L’obiettivo è quello di permettere a disoccupati e inoccupati della provincia di Como di percepire un pagamento in cambio di lavori di utilità sociali presso istituzioni o enti ad esse convenzionati. Saranno quindi comuni o aggregati a richiedere l’accesso al fondo una volta individuate le figure lavorative di cui necessitano e operata la selezione del personale. I soldi stanziati permetteranno però di retribuire in voucher solo la manodopera lavorativa, escludendo quindi corsi di formazione o aggiornamento.

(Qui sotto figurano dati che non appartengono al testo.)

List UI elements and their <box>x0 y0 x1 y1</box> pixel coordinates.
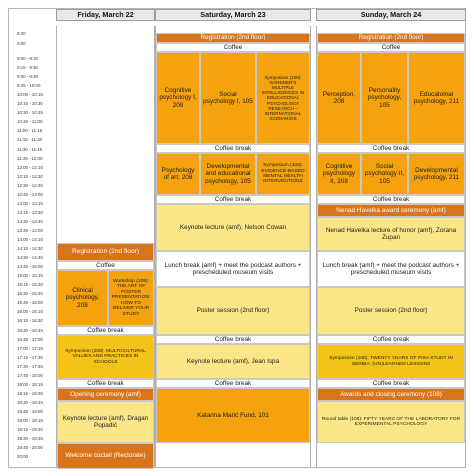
time-slot-label: 16:45 - 17:00 <box>17 336 43 342</box>
time-slot-label: 13:15 - 13:30 <box>17 209 43 215</box>
day-column-saturday <box>155 9 311 467</box>
day-header-friday: Friday, March 22 <box>56 9 155 21</box>
sunday-coffee-break-3: Coffee break <box>317 335 465 344</box>
saturday-keynote-2: Keynote lecture (amf), Jean Ispa <box>156 344 310 379</box>
time-slot-label: 14:00 - 14:15 <box>17 237 43 242</box>
sunday-social-session-2: Social psychology II, 105 <box>361 153 408 195</box>
friday-coffee-break: Coffee break <box>57 326 154 335</box>
time-slot-label: 19:45 - 20:00 <box>17 445 43 451</box>
time-slot-label: 12:30 - 12:45 <box>17 182 43 188</box>
saturday-coffee-break-4: Coffee break <box>156 379 310 388</box>
time-slot-label: 20:00 <box>17 454 28 460</box>
sunday-perception-session: Perception, 208 <box>317 52 361 144</box>
sunday-personality-session: Personality psychology, 105 <box>361 52 408 144</box>
sunday-coffee: Coffee <box>317 43 465 52</box>
friday-workshop: Workshop (108): THE ART OF POSTER PRESENTATION: HOW TO DELIVER YOUR STUDY <box>108 270 154 326</box>
time-slot-label: 10:30 - 10:45 <box>17 110 43 116</box>
time-slot-label: 16:30 - 16:45 <box>17 327 43 333</box>
time-slot-label: 13:45 - 14:00 <box>17 227 43 233</box>
time-slot-label: 9:00 <box>17 41 26 46</box>
saturday-body <box>155 26 311 467</box>
time-slot-label: 11:15 - 11:30 <box>17 137 43 143</box>
friday-keynote: Keynote lecture (amf), Dragan Popadić <box>57 401 154 443</box>
time-slot-label: 17:15 - 17:30 <box>17 354 43 360</box>
friday-opening-ceremony: Opening ceremony (amf) <box>57 388 154 401</box>
time-slot-label: 15:45 - 16:00 <box>17 300 43 306</box>
sunday-round-table: Round table (108): FIFTY YEARS OF THE LABORATORY FOR EXPERIMENTAL PSYCHOLOGY <box>317 401 465 443</box>
time-slot-label: 11:30 - 11:45 <box>17 146 43 152</box>
time-slot-label: 9:00 - 9:15 <box>17 56 38 61</box>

230.000 euro è però solo la cifra di base, che il Tavolo si incarica e si augura di aumentare e di rendere continuativa anche in futuro, per permettere che non resti un aiuto una tantum a chi ha perso o non trova lavoro, ma che possa essere un sostegno di cui il maggior numero di persone abbia a godere.

Si prosegue invece verso la realizzazione della variante della Tremezzina. Il progetto, già bocciato dalla Soprintendenza regionale al paesaggio, ha ricevuto invece il via libera dal Provveditorato alle opere pubbliche, a patto che vengano attuate le modifiche richieste. C’è tempo fino a fine ottobre per raggiungere l’intesa riguardo l’opera, di cui si sta occupando in persona il ministro Delrio insieme ad ANAS, si rischia altrimenti di perdere i fondi stanziati.

Altro tema caldo è l’introduzione del pedaggio per la nuova tangenziale di Como. Già ad aprile il Tavolo aveva inviato una lettera in cui sottolineava l’importanza della gratuità del transito al presidente della regione Maroni, volontà riconfermata ieri.

Andrà incontro ad un accorpamento, infine, la Camera di Commercio di Como, che non ha più il numero minimo di aderenti, pari a 75.000 imprese, dopo il riordino della camere di commercio italiane. Favorita per la fusione è Lecco, ma non si escludono altre soluzioni.